Fictitious pigs point out floodplain concerns

BISMARCK -- Concerns from panicked neighbors over a fictitious pig farm in south Bismarck, near Lincoln, caught the attention of city and county officials.

BISMARCK -- Concerns from panicked neighbors over a fictitious pig farm in south Bismarck, near Lincoln, caught the attention of city and county officials.

About a month ago, Brandon Schock started moving dirt on his 47 acres at 2105 66th St. SE in Bismarck. He also placed a sign on his property reading "Pigs Coming Soon."

The sign stirred up buzz and confusion among his neighbors, several of whom called in their concerns to Ray Ziegler, Burleigh County building official.

"About three different neighbors called me up," Ziegler said.

As it turns out, the sign was a joke; Schock said he has no plans of running a hog operation. In fact, his plan is to level the land, put topsoil on it and plant corn this year, maybe alfalfa the next.


“We’re moving a little bit of dirt, but all we’re doing is flattening out an area," said Schock, who also owns Fire Express Transport LLC, a delivery truck service.

“I put that (sign) up because nobody can mind their own business, so I figured if people wanted something to talk about, they could talk about pigs," he said.

After receiving the phone calls, Ziegler said he investigated the farm and dug up a real issue regarding the movement of soil on the property.

"I am concerned about all the earth that’s being moved, and it’s on the fringe of the floodplain area," he said.

Schock said he removed a big hill and gave the dirt to his next-door neighbor. “I guess I broke some rules that I didn’t even know existed,” he said.

Earlier this week, Ziegler sent a violation notice to Schock and Lincoln City Attorney Justin Hagel.

Hagel said he also sent a separate notice to Schock, informing him he was out of compliance with Lincoln municipal code regarding flood damage mitigation.
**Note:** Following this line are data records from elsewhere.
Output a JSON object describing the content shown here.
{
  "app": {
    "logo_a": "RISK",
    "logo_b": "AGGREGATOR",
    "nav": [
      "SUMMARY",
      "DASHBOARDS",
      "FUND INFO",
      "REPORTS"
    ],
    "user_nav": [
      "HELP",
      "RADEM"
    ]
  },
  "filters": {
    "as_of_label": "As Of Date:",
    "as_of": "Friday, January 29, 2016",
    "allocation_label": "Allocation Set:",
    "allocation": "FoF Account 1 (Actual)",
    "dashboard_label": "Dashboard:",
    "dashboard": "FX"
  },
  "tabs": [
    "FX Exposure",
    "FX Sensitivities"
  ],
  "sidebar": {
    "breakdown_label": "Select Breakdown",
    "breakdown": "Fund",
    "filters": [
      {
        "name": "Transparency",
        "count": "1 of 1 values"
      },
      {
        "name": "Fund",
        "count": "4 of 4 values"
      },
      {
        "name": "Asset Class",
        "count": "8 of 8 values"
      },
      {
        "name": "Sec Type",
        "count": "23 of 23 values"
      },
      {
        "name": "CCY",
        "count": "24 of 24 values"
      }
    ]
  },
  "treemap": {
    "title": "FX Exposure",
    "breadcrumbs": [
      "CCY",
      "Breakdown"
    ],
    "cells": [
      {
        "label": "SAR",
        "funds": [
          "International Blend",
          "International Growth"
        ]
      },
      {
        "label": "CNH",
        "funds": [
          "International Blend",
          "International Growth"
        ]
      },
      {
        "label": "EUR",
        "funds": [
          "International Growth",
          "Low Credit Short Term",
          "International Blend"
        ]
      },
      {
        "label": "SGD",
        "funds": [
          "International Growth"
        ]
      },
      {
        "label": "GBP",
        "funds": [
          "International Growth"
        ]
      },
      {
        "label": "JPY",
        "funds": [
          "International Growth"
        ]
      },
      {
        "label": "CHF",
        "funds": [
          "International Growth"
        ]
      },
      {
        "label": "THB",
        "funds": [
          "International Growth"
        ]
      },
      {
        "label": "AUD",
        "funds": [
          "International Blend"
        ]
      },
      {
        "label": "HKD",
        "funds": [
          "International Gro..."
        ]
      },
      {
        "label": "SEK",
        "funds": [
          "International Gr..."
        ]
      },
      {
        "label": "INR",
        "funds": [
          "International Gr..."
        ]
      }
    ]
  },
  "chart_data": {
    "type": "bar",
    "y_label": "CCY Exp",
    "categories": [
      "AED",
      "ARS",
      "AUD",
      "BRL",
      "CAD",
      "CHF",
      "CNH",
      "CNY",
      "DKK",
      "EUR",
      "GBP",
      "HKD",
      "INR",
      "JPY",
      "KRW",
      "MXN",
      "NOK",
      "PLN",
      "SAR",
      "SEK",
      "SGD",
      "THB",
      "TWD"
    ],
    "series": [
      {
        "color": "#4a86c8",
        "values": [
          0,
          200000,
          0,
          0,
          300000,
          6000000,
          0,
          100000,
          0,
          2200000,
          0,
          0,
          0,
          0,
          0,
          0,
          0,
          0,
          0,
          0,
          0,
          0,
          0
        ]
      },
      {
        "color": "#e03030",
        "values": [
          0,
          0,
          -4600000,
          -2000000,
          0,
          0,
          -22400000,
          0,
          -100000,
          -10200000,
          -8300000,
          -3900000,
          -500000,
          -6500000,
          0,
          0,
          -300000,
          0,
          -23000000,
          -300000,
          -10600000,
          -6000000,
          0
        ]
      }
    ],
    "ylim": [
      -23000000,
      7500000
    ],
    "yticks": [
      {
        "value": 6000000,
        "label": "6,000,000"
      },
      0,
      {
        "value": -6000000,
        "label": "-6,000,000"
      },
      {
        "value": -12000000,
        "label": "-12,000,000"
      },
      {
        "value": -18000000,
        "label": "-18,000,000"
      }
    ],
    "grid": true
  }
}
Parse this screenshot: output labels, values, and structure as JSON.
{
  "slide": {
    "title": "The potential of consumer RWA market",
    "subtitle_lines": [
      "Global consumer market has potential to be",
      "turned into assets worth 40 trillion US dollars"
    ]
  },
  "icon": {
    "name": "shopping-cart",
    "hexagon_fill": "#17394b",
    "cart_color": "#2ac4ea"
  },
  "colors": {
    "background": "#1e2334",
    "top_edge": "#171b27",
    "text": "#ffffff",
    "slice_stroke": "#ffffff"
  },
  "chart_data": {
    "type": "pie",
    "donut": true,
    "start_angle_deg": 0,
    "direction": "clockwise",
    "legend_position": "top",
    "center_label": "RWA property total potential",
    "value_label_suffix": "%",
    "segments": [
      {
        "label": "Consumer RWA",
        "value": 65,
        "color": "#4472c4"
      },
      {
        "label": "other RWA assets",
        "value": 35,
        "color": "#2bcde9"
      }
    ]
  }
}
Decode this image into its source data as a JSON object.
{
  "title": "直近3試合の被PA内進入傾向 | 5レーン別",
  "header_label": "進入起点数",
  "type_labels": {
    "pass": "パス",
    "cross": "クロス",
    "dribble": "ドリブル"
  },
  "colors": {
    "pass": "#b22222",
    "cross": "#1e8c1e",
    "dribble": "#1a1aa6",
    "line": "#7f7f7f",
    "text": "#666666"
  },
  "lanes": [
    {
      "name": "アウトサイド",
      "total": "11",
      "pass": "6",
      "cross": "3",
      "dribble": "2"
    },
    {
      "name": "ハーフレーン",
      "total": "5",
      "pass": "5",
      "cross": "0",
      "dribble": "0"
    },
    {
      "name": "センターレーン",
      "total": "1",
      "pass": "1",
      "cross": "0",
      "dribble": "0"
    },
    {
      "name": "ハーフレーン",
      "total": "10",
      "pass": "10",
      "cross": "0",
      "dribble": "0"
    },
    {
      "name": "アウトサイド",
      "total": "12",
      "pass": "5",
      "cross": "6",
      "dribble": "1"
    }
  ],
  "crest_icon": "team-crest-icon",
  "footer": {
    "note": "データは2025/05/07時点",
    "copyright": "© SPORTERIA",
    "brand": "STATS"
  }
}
“There’s two effects that could happen with the floodplain. One is that changing the drainage could cause it to expand the size of what the floodplain would constitute, as well as changing the drainage or changing any characteristics of the property could also cause flooding to more frequently occur," Hagel said.


State law allows cities to enforce floodplain regulations, Hagel said, and Schock was supposed to obtain a permit from the city prior to construction or development within a floodplain area.

“There was no prior approval, and I don’t blame (Schock) for not having any knowledge of that," Hagel said. "But it still is a requirement."

"Once he has that action to correct it and gets permitted to do so, then he can proceed. But until then, he needs to stop his work going forward," Hagel said.

Schock said he planned on getting an engineer to assess his property's proximity to the floodplain.

“Whatever recommendations (the engineer) has in terms of making sure that the property falls back into compliance with the floodplain there, then we would go forward with approval," Hagel said.

Schock surmised the additional paperwork and permitting requirements were imposed on him due to his neighbors’ complaints. Still, he said he plans to get all of the necessary paperwork filled out and hopes he can still get his corn planted for the season.

"If we get shut down, that’s going to affect me planting a crop on it because I’m not going to have time to get anything in, and then it’s just going to be a mess all year," he said.

In that case, he joked, he might "go get get a bunch of pigs" and become a hog farmer after all.